Enlèvements et mauvais traitements des femmes en Irak


Les députés condamnent fermement « les nombreuses atrocités commises par le groupe "État islamique", qui s'en prend spécifiquement aux femmes, lesquelles atrocités constituent des crimes contre l'humanité » et invitent le gouvernement iraquien à « ratifier le Statut de Rome instituant la Cour pénale internationale afin de permettre à celle-ci d'engager des poursuites suite aux crimes de guerre et aux crimes contre l'humanité commis par le groupe "État islamique ». Ils appellent également le gouvernement iraquien d’apporter une protection à la communauté LGBT, étant dans une situation « extrêmement vulnérable ». Ils invitent « le SEAE et les États membres à se déclarer, dans le cadre de leur dialogue avec les pays du Golfe, vivement préoccupés par les tentatives d'endoctrinement salafiste et wahhabite que mènent actuellement des acteurs issus de ces pays dans de nombreux pays à majorité musulmane et dans les communautés musulmanes du monde entier ».

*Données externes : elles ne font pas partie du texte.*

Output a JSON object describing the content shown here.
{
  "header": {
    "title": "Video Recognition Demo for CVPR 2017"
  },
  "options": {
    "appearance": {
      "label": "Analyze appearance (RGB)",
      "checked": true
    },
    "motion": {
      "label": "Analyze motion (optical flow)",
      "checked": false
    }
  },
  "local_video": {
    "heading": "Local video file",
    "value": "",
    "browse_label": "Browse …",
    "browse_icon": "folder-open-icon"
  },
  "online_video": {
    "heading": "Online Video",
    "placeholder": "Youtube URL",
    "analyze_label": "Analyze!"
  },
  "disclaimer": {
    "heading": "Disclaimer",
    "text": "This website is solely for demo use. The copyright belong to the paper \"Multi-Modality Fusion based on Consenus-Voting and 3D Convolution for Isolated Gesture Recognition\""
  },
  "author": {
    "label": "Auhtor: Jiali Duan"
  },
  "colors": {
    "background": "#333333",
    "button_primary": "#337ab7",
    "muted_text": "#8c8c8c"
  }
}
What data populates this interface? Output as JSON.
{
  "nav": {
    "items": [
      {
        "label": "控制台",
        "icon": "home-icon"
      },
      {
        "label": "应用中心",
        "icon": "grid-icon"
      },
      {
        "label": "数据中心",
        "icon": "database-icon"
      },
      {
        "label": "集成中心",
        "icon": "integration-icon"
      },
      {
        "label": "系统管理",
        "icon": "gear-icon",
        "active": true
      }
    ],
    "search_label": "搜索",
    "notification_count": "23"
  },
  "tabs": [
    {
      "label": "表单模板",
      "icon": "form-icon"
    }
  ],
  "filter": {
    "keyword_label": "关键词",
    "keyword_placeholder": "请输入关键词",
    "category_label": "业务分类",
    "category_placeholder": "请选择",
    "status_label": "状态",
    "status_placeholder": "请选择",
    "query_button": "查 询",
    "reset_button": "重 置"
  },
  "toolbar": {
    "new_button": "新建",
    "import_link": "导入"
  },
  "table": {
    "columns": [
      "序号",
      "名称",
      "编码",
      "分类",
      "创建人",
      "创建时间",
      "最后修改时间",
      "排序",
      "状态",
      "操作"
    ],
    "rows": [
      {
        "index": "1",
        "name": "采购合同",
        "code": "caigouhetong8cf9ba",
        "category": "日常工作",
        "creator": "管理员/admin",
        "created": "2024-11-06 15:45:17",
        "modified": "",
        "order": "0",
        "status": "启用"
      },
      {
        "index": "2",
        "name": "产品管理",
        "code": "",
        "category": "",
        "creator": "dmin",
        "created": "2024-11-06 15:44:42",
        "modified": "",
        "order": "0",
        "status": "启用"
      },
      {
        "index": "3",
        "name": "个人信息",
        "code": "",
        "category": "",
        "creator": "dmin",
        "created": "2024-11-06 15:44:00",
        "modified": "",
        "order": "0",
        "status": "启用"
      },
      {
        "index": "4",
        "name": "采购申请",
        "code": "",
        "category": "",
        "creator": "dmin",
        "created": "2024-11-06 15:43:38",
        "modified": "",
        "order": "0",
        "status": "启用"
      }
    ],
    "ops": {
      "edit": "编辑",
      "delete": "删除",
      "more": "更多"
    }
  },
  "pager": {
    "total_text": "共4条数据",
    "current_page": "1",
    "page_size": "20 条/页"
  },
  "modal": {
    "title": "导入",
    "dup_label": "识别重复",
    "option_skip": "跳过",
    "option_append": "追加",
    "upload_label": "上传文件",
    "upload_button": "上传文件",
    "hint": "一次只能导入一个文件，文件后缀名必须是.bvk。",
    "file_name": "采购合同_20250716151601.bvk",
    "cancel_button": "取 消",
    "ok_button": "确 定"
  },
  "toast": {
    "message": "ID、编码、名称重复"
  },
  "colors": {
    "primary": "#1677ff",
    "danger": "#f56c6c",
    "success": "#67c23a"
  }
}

Serbie: l'affaire Vojislav Šešelj, accusé de crimes de guerre

 

Le Parlement « condamne fermement la rhétorique belliciste de Vojislav Šešelj, ses discours d'incitation à la haine et aux revendications territoriales, ainsi que ses tentatives de détourner la Serbie de son avenir européen ». Les députés « déplorent les provocations auxquelles il se livre en public et la rhétorique guerrière qu'il emploie depuis sa libération provisoire », ainsi que ses déclarations publiques, appelant à la création d'une "grande Serbie", et revendiquant publiquement le territoire de pays voisins et notamment de la Croatie.


Le Parlement « demande aux autorités serbes de déterminer si M. Šešelj a enfreint la législation serbe, ainsi que de renforcer et d'appliquer pleinement la législation interdisant l'incitation à la haine, la discrimination et l'incitation à la violence » et « invite le TPIY et son bureau du procureur, étant donné ces circonstances nouvelles, à prendre les mesures nécessaires afin de procéder au réexamen des conditions de la mise en liberté provisoire ».


Vojislav Šešelj, le Président du Parti Radical Serbe, est poursuivi devant le TPIY pour persécution pour des motifs politiques, raciaux et religieux, déportation, actes inhumains, ainsi que pour meurtre, torture, traitements cruels, destruction arbitraire de villages, graves dégradations non justifiées par des impératifs militaires, destruction et dégradation volontaire d'institutions religieuses et éducatives et pillage de biens publics et privés en Croatie, en Bosnie‑Herzégovine et dans certaines parties de la Voïvodine (Serbie) entre 1991 et 1993. Il a été récemment remis en liberté pour raisons de santé, après plus de onze ans de détention, bien que son procès soit toujours en cours.